O veto russo é "uma mancha de sangue em seu emblema no Conselho de Segurança", reagiu no Twitter o presidente da Ucrânia, Volodimir Zelensky. "A verdade está conosco, a vitória será nossa", completou.

Após o fracasso da resolução, o secretário-geral da ONU, António Guterres, pediu que os "soldados retornem aos quartéis", e aos líderes, "o diálogo". Embora "hoje o objetivo não tenha sido alcançado, temos que dar uma nova chance à paz", declarou.

A palavra "condenar" foi retirada do texto proposto e substituída por "deplorar", uma referência ao Capítulo 7 da Carta das Nações Unidas, que prevê um possível recurso à força, também suprimido.

Copatrocinado por 81 países, o texto também pedia à Rússia para "cessar imediatamente o uso da força" e "abster-se de qualquer ameaça ilegal, ou uso de força contra um Estado-membro da ONU".



A resolução pedia que a Rússia "retirasse imediata, completa e incondicionalmente" suas forças militares da Ucrânia e "revertesse" a decisão de reconhecer a independência das províncias do leste ucraniano de Donetsk e Luhansk, em guerra, uma vez que "viola a integridade territorial".

"Não é tarde demais para parar essa loucura", pediu o embaixador albanês, Ferit Hoxha, ao defender o texto.

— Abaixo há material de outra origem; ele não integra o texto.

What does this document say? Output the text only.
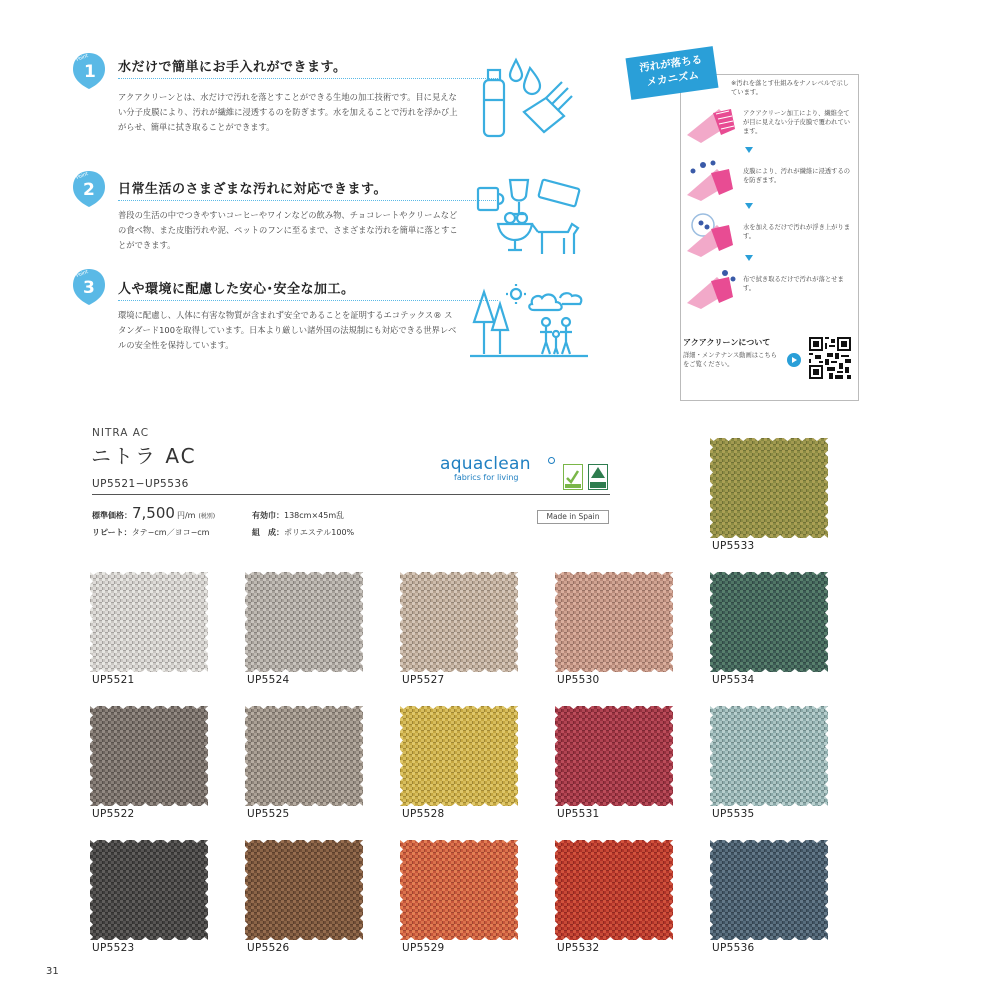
Point
1 水だけで簡単にお手入れができます。
アクアクリーンとは、水だけで汚れを落とすことができる生地の加工技術です。目に見えない分子皮膜により、汚れが繊維に浸透するのを防ぎます。水を加えることで汚れを浮かび上がらせ、簡単に拭き取ることができます。
Point
2 日常生活のさまざまな汚れに対応できます。
普段の生活の中でつきやすいコーヒーやワインなどの飲み物、チョコレートやクリームなどの食べ物、また皮脂汚れや泥、ペットのフンに至るまで、さまざまな汚れを簡単に落とすことができます。
Point
3 人や環境に配慮した安心･安全な加工。
環境に配慮し、人体に有害な物質が含まれず安全であることを証明するエコテックス® スタンダード100を取得しています。日本より厳しい諸外国の法規制にも対応できる世界レベルの安全性を保持しています。
※汚れを落とす仕組みをナノレベルで示しています。
アクアクリーン加工により、繊維全てが目に見えない分子皮膜で覆われています。
皮膜により、汚れが繊維に浸透するのを防ぎます。
水を加えるだけで汚れが浮き上がります。
布で拭き取るだけで汚れが落とせます。
アクアクリーンについて
詳細・メンテナンス動画はこちらをご覧ください。
汚れが落ちる
メカニズム
NITRA AC
ニトラ AC
UP5521−UP5536
aquaclean
fabrics for living
Made in Spain
標準価格：7,500 円/m (税別)
リピート：タテ−cm／ヨコ−cm
有効巾：138cm×45m乱
組　成：ポリエステル100%
UP5533
UP5521	UP5524	UP5527	UP5530	UP5534
UP5522	UP5525	UP5528	UP5531	UP5535
UP5523	UP5526	UP5529	UP5532	UP5536
31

Já a embaixadora dos Estados Unidos na ONU, Linda Thomas-Greenfield, advertiu que o ataque da Rússia "aos nossos princípios fundamentais é tão ousado, tão desavergonhado, que ameaça o sistema internacional tal qual o conhecemos".

- Minuto de silêncio -

O embaixador ucraniano nas Nações Unidas, Sergiy Kyslytsya, segundo quem a votação revelaria "quem está do lado bom", pediu um minuto de silêncio pelas vítimas do ataque russo (mais de 100 mortos, segundo Kiev), que foi seguido de aplausos.



Após a rejeição do Conselho de Segurança, um texto semelhante poderá ser enviado à Assembleia Geral das Nações Unidas, onde as resoluções não são vinculantes e não há direito de veto para nenhum de seus 193 membros.

- Isolamento -

O uso do veto por parte da Rússia, que era o "juiz" e parte da reunião, uma vez que ostenta a presidência mensal do órgão, apenas revela seu isolamento no cenário internacional, disse um funcionário americano, que pediu para não ser identificado, antes do início da reunião.

Negociações diplomáticas intensas foram realizadas desde ontem para convencer Índia e Emirados Árabes Unidos, dois membros não permanentes do Conselho de Segurança, a votarem a favor do texto, relataram diplomatas.

Desde o início da invasão militar à Ucrânia, na madrugada de ontem, a Rússia alega agir em legítima defesa, apoiada no artigo 51 do documento fundador da organização, exigindo que a Ucrânia desista de sua ambição de aderir à Organização do Tratadodo Atlântico Norte (OTAN) e que a Aliança Atlântica reduza sua presença no Leste Europeu.

Para o embaixador russo na ONU, Vassily Nebenzia, que tomou a palavra após a rejeição ao texto, afirmou que "esse documento vai contra o povo ucraniano, pois tenta salvar o regime que levou o país à tragédia".